QIMR Centre for Immunotherapy and Vaccine Development, QIMR Berghofer Medical Research Institute, Brisbane, Australia.
South Australian Lung Transplant Unit, Department of Thoracic Medicine, Royal Adelaide Hospital, Adelaide, Australia.
Clin Infect Dis. 2019 Feb 1;68(4):632-640. doi: 10.1093/cid/ciy549.

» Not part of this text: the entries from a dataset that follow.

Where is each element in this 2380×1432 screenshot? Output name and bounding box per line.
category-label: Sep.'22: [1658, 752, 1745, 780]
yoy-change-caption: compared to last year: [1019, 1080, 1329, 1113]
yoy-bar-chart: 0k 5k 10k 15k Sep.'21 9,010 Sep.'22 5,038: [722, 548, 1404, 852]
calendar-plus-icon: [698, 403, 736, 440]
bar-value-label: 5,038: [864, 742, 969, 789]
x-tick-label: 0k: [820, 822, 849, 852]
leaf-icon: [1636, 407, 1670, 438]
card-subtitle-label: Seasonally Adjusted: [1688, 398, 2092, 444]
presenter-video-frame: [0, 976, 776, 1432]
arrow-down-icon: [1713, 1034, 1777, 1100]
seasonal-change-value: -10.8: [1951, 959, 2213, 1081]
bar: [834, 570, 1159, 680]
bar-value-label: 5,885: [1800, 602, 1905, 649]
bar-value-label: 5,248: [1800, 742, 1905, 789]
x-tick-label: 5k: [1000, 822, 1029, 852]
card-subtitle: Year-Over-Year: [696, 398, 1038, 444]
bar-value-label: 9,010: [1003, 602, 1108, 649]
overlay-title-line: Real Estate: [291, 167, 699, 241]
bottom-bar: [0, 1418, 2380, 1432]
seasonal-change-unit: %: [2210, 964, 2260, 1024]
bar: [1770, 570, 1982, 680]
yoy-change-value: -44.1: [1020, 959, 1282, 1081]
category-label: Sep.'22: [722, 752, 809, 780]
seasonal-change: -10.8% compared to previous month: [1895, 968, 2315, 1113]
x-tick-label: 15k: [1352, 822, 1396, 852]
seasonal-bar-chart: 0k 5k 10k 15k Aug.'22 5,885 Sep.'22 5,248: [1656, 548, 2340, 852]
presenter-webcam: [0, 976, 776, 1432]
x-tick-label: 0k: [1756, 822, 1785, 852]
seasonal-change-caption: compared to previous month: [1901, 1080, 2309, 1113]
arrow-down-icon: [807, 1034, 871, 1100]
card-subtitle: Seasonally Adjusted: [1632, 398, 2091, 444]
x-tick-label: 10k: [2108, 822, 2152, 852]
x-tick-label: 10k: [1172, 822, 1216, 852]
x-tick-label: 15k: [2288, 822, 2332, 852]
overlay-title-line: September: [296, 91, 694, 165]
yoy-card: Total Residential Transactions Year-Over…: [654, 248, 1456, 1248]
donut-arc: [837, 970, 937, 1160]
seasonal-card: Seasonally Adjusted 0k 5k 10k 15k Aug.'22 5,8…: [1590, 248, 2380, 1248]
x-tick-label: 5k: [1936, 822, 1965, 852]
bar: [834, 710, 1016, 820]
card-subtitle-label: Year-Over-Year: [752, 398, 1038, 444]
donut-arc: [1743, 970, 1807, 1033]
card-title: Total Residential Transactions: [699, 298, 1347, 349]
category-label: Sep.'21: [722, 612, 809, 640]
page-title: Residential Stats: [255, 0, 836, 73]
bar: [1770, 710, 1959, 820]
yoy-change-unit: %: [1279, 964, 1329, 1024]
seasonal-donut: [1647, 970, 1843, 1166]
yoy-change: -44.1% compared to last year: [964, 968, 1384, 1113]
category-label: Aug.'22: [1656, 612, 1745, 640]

Opportunistic infections including cytomegalovirus (CMV) are a major cause of morbidity and mortality in solid organ transplant (SOT) recipients. The recurrent and protracted use of antiviral drugs with eventual emergence of drug resistance represents a significant constraint to therapy. Although adoptive T-cell therapy has been successfully used in hematopoietic stem cell transplant recipients, its extension to the SOT setting poses a considerable challenge because of the inhibitory effects of immunosuppressive drugs on the virus-specific T-cell response in vivo and the perceived risk of graft rejection.
In this prospective study, 22 SOT recipients (13 renal and 8 lung and 1 heart transplants) with recurrent or ganciclovir-resistant CMV infection were recruited, and 13 of them were treated with in vitro-expanded autologous CMV-specific T cells. These patients were monitored for safety, clinical symptoms, and immune reconstitution.

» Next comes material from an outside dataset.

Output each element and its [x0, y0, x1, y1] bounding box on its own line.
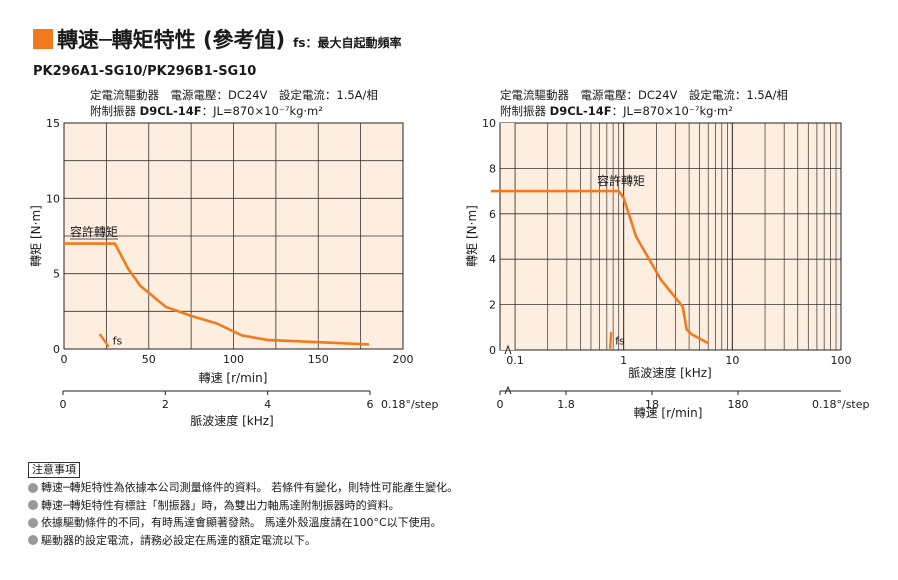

Autologous CMV-specific T-cell manufacture was attempted for 21 patients, and was successful in 20. The use of this adoptive immunotherapy was associated with no therapy-related serious adverse events. Eleven (84%) of the 13 treated patients showed improvement in symptoms, including complete resolution or reduction in DNAemia and CMV-associated end-organ disease and/or the cessation or reduced use of antiviral drugs. Furthermore, four of these patients showed coincident increased frequency of CMV-specific T cells in peripheral blood after completion of T-cell therapy.

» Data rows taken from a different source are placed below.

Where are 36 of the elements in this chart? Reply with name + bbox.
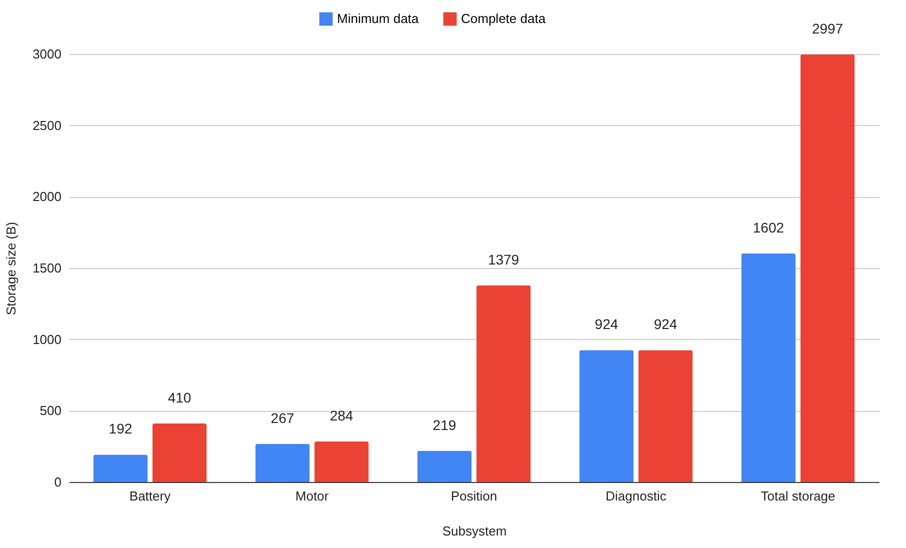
bar	[417, 450, 472, 482]
bar	[800, 54, 855, 482]
x-tick-label: Position	[450, 488, 498, 504]
bar	[152, 424, 207, 482]
y-tick-label: 2500	[32, 118, 62, 133]
data-label: 924	[594, 316, 618, 332]
bar	[741, 253, 796, 482]
data-label: 410	[168, 390, 192, 406]
data-label: 267	[270, 410, 294, 426]
x-tick-label: Motor	[295, 488, 330, 504]
y-tick-label: 2000	[32, 189, 62, 204]
bar	[93, 454, 148, 482]
data-label: 924	[654, 316, 678, 332]
data-label: 284	[330, 407, 354, 424]
data-label: 1379	[488, 251, 520, 268]
y-tick-label: 1500	[32, 260, 62, 276]
bar	[314, 441, 369, 482]
legend-label: Complete data	[461, 11, 546, 26]
data-label: 1602	[752, 219, 784, 236]
y-axis-title: Storage size (B)	[4, 222, 19, 316]
y-tick-label: 1000	[32, 332, 62, 347]
y-tick-label: 3000	[32, 46, 62, 62]
data-label: 2997	[812, 20, 844, 36]
x-tick-label: Diagnostic	[606, 488, 667, 504]
data-label: 219	[432, 416, 456, 433]
y-tick-label: 0	[54, 474, 62, 490]
x-axis-title: Subsystem	[442, 524, 507, 538]
legend-label: Minimum data	[337, 11, 420, 26]
x-tick-label: Battery	[129, 488, 172, 504]
x-tick-label: Total storage	[760, 488, 836, 504]
bar	[579, 350, 634, 482]
bar	[255, 444, 310, 482]
data-label: 192	[108, 420, 132, 437]
bar	[476, 285, 531, 482]
y-tick-label: 500	[40, 403, 62, 418]
bar	[638, 350, 693, 482]
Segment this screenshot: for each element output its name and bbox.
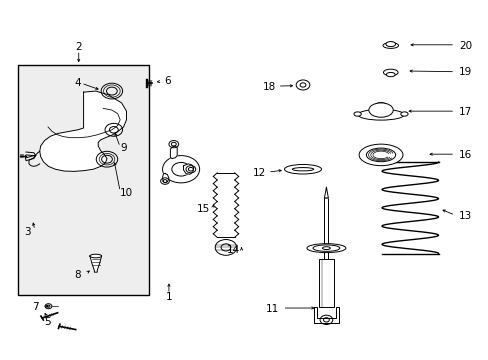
Text: 11: 11	[265, 304, 278, 314]
Circle shape	[171, 162, 190, 176]
Text: 14: 14	[226, 245, 239, 255]
Ellipse shape	[366, 148, 395, 162]
Ellipse shape	[368, 103, 392, 117]
Ellipse shape	[353, 112, 361, 116]
Text: 2: 2	[75, 42, 82, 52]
Ellipse shape	[382, 42, 398, 48]
Text: 8: 8	[74, 270, 81, 280]
Text: 4: 4	[74, 78, 81, 88]
Ellipse shape	[90, 254, 102, 258]
Ellipse shape	[400, 112, 407, 116]
Polygon shape	[164, 158, 184, 176]
Text: 20: 20	[458, 41, 471, 50]
Ellipse shape	[306, 244, 345, 253]
Text: 15: 15	[197, 204, 210, 214]
Text: 10: 10	[120, 188, 133, 198]
Text: 5: 5	[43, 317, 50, 327]
Polygon shape	[324, 187, 328, 198]
Polygon shape	[90, 256, 102, 272]
Polygon shape	[314, 307, 338, 323]
Polygon shape	[170, 146, 177, 158]
Ellipse shape	[357, 109, 404, 120]
Text: 7: 7	[32, 302, 39, 312]
Ellipse shape	[386, 72, 394, 77]
Text: 12: 12	[253, 168, 266, 178]
Ellipse shape	[284, 165, 321, 174]
Text: 13: 13	[458, 211, 471, 221]
Text: 19: 19	[458, 67, 471, 77]
Ellipse shape	[292, 168, 313, 171]
Polygon shape	[40, 91, 126, 171]
Bar	[319, 259, 333, 307]
Ellipse shape	[312, 245, 339, 251]
Text: 18: 18	[263, 82, 276, 92]
Ellipse shape	[358, 144, 402, 166]
Polygon shape	[183, 164, 193, 174]
Bar	[324, 198, 328, 259]
Text: 1: 1	[165, 292, 172, 302]
Polygon shape	[162, 174, 168, 183]
Ellipse shape	[322, 247, 330, 249]
Ellipse shape	[385, 41, 395, 46]
Bar	[18, 65, 149, 295]
Text: 16: 16	[458, 150, 471, 160]
Text: 9: 9	[120, 143, 126, 153]
Text: 3: 3	[24, 227, 31, 237]
Text: 17: 17	[458, 107, 471, 117]
Circle shape	[162, 156, 199, 183]
Text: 6: 6	[163, 76, 170, 86]
Ellipse shape	[383, 69, 397, 76]
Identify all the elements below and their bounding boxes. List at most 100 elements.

The data presented here demonstrate for the first time the clinical safety of CMV-specific adoptive T-cell therapy and its potential therapeutic benefit for SOT recipients with recurrent and/or drug-resistant CMV infection or disease.
ACTRN12613000981729.
机会性感染,包括巨细胞病毒(CMV),是实体器官移植(SOT)受者发病率和死亡率的主要原因。抗病毒药物的反复和长期使用,最终导致耐药性的出现,这对治疗构成了重大限制。虽然过继性 T 细胞疗法已成功应用于造血干细胞移植受者,但将其扩展到 SOT 环境中存在相当大的挑战,因为免疫抑制剂对体内病毒特异性 T 细胞反应的抑制作用以及对移植物排斥的感知风险。
在这项前瞻性研究中,招募了 22 名患有复发性或更昔洛韦耐药 CMV 感染的 SOT 受者(13 名肾移植、8 名肺移植和 1 名心脏移植),其中 13 名接受了体外扩增的自体 CMV 特异性 T 细胞治疗。这些患者的安全性、临床症状和免疫重建情况进行了监测。
尝试为 21 名患者制造自体 CMV 特异性 T 细胞,其中 20 名成功。这种过继免疫疗法的使用与无治疗相关的严重不良事件无关。在接受治疗的 13 名患者中,有 11 名(84%)患者的症状得到改善,包括 DNA 血症和 CMV 相关终末器官疾病的完全缓解或减少,以及抗病毒药物的停用或减少。此外,在 T 细胞治疗完成后,其中 4 名患者的外周血中 CMV 特异性 T 细胞的频率也同时增加。
这里提供的数据首次证明了 CMV 特异性过继性 T 细胞治疗的临床安全性及其对复发性和/或耐药性 CMV 感染或疾病的 SOT 受者的潜在治疗益处。
ACTRN12613000981729。